Hannah had never flirted with him—with anyone, really. Eugenia had forced her to practice, but she remained dreadful at it. She simply could not simper or flutter her lashes or pretend interest in hunting properties without thinking how very foolish it all was. This woman, by contrast, seemed talented in the art. Shameless, even.
“What the devil are you staring at, dearest?” Eugenia leaned sideways to align her head with Hannah’s. “Oh. I see.”
“Who is she?” The question emerged from nowhere. Well, perhaps not nowhere. But certainly somewhere dark and unexplored.

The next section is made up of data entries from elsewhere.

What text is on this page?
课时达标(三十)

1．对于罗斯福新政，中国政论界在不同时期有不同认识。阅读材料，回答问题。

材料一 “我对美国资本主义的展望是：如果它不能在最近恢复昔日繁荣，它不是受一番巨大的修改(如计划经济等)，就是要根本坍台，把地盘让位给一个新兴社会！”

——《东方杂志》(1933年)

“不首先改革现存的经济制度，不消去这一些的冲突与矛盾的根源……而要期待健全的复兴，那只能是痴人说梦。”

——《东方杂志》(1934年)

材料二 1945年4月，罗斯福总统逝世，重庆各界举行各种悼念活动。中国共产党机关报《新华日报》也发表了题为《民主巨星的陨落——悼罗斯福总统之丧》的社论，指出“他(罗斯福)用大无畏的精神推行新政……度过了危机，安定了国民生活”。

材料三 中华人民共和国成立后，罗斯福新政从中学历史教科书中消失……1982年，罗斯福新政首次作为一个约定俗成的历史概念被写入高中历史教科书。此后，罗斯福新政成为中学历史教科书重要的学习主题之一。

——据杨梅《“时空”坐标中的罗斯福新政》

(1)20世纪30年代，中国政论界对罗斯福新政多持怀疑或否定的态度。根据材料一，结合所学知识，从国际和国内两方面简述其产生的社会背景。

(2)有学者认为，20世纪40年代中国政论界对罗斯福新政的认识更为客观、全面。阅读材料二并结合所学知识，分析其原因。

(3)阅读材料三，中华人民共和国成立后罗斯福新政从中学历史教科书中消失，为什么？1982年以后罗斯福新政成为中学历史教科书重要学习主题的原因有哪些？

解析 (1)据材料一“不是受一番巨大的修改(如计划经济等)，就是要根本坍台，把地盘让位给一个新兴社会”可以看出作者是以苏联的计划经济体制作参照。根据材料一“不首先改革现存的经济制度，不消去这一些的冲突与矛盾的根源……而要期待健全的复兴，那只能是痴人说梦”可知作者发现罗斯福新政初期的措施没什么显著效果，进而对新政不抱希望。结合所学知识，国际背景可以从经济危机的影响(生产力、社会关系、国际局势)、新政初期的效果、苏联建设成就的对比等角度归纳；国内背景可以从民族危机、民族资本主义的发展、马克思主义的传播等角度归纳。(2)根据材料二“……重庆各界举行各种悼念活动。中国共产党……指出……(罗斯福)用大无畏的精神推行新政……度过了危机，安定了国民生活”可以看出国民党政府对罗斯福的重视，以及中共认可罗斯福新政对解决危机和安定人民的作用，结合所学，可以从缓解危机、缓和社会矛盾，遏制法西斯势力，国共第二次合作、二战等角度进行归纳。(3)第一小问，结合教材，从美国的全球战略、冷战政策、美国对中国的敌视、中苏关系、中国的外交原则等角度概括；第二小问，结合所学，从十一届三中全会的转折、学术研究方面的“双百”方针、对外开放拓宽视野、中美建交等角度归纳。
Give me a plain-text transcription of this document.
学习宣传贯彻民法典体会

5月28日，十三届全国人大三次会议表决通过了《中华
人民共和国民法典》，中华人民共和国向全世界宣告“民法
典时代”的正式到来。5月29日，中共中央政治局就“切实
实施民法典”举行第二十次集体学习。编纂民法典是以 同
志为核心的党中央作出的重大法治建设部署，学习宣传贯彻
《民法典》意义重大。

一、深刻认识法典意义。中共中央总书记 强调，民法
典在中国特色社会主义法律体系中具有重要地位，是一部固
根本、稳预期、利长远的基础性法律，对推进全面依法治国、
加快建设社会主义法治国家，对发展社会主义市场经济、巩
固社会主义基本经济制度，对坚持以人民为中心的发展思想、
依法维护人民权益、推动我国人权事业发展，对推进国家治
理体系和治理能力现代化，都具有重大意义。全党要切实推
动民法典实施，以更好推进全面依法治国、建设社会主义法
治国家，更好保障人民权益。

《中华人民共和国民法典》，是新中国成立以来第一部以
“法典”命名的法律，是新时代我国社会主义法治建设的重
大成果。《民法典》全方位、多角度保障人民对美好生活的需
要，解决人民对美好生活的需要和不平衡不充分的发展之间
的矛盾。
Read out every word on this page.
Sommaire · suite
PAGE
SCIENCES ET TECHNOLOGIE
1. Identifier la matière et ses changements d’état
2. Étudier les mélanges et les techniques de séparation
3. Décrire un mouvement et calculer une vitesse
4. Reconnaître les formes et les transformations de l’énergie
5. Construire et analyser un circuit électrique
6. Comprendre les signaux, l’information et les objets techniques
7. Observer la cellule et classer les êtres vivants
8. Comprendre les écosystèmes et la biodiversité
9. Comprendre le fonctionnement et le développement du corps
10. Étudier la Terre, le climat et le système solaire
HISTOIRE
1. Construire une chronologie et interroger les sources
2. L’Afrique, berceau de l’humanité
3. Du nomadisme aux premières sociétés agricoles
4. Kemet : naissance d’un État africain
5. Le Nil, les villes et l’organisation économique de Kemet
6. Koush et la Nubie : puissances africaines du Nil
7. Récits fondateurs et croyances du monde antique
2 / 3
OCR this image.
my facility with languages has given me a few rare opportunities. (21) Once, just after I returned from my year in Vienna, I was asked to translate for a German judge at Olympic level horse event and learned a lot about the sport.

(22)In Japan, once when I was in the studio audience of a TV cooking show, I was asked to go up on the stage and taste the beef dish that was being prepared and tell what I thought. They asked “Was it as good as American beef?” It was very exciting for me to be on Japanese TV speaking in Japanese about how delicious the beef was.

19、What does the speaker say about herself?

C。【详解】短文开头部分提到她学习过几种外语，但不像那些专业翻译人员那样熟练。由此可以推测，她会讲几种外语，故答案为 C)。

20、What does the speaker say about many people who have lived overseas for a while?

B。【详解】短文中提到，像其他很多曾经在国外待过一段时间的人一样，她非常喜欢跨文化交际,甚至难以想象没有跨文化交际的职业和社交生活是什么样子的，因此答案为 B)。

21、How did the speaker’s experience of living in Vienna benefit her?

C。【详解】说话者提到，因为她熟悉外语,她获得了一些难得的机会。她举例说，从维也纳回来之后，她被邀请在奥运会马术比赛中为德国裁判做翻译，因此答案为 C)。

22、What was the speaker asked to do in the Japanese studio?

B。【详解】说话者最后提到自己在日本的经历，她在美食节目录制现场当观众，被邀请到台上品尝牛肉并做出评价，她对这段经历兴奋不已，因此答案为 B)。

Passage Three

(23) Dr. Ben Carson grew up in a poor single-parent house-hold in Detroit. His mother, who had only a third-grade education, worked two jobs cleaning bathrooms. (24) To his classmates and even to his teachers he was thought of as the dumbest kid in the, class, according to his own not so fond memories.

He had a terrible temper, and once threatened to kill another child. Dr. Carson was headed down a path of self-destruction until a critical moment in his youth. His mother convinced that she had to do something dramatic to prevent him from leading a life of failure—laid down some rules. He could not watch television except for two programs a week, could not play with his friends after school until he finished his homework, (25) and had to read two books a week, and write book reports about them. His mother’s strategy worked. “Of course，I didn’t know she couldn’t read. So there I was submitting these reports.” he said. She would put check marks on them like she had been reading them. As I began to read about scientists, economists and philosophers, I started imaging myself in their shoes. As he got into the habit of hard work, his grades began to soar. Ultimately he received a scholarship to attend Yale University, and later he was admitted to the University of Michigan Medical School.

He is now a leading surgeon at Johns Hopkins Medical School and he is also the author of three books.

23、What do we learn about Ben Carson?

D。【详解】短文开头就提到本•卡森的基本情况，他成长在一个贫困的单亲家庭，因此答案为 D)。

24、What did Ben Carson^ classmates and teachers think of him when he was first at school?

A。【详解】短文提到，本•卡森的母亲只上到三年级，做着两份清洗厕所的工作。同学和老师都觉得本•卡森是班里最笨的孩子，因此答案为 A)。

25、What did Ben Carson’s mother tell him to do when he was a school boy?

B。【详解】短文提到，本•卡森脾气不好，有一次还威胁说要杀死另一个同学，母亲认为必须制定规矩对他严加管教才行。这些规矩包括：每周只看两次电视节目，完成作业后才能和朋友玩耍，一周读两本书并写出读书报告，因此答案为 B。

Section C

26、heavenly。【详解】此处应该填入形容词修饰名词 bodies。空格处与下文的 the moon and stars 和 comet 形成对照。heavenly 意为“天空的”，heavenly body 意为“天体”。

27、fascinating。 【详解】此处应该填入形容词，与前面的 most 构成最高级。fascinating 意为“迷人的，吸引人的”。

“Clarissa Meadows. Lady Darnham’s granddaughter. Quite pleasant, really. Spent years as a wallflower. This past season, she managed to climb down off the shelf and turn herself into quite the popular figure. No engagement yet. I expect she’s enjoying the attention after all those years sitting next to her grandmother whilst other girls waltzed away toward matrimony.”
Jonas said something that made Miss Meadows laugh. The woman’s pink color deepened. Hannah’s insides turned jagged.
“What did you suppose might happen, dearest?” Eugenia’s tone was gentle. “He will not keep forever.”
“I want him to stop. I want her to leave.” Hannah’s breath quickened. She clenched her fists over and over. “What can I do, Eugenia? This i
s … I hate it.”
“These feelings you’re having, they’re unpleasant, hmm?”
“I don’t like them at all.”
Eugenia snorted. “Imagine feeling them for your sister,” she muttered before waving the thought away. “Never mind that. You asked what you can do. Think of Mr. Hawthorn as a chair you would like to claim for yourself, a prime perch at a lovely feast with acres of ham and peach tarts. If that perch is desirable to you, it must naturally be desirable to others. Leave it unoccupied too long, and you’ve forfeited the chair to other … sitters, as it were.”
“Speak plainly, Eugenia. Riddles do not suit you.”
“Hmmph. Feeling prickly, aren’t you? Very well.” Eugenia squeezed her arm and leaned close. “Take your seat, dearest. Show Miss Meadows and any other roaming female that this particular perch is occupied.”
“What if I cannot?”
“Then, you must cede your perch to someone else. Unlike a chair, Mr. Hawthorn has feelings, too. And he deserves to be treated fairly, wouldn’t you agree?”
Hannah swallowed. Yes, fairness was important. But, at the moment, her least noble impulses had her in their grip. Watching him flirt with someone else was a pain she’d never felt before—and she’d thought she’d experienced every sort of pain there was.
“Come. Glaring daggers at them will only make matters worse.” Eugenia tugged her toward a group of gentlemen chatting between two tables. “Let me introduce you to my two blancmange candidates. They may be less enticing, as perches go, but perhaps they’ll offer you a new perspective.”
*~*~*
Miss Meadows was a charming woman. Small yet voluptuous. Polite yet lively of humor. Breathlessly talkative yet endearing. Splendid, really.
Had Jonas not been an utter fool, he might have pursued her—but he was, so the point was moot.
Blast, he’d missed half of what the chit had said. Of course, she packed ten-stone of talk into a two-pint jar.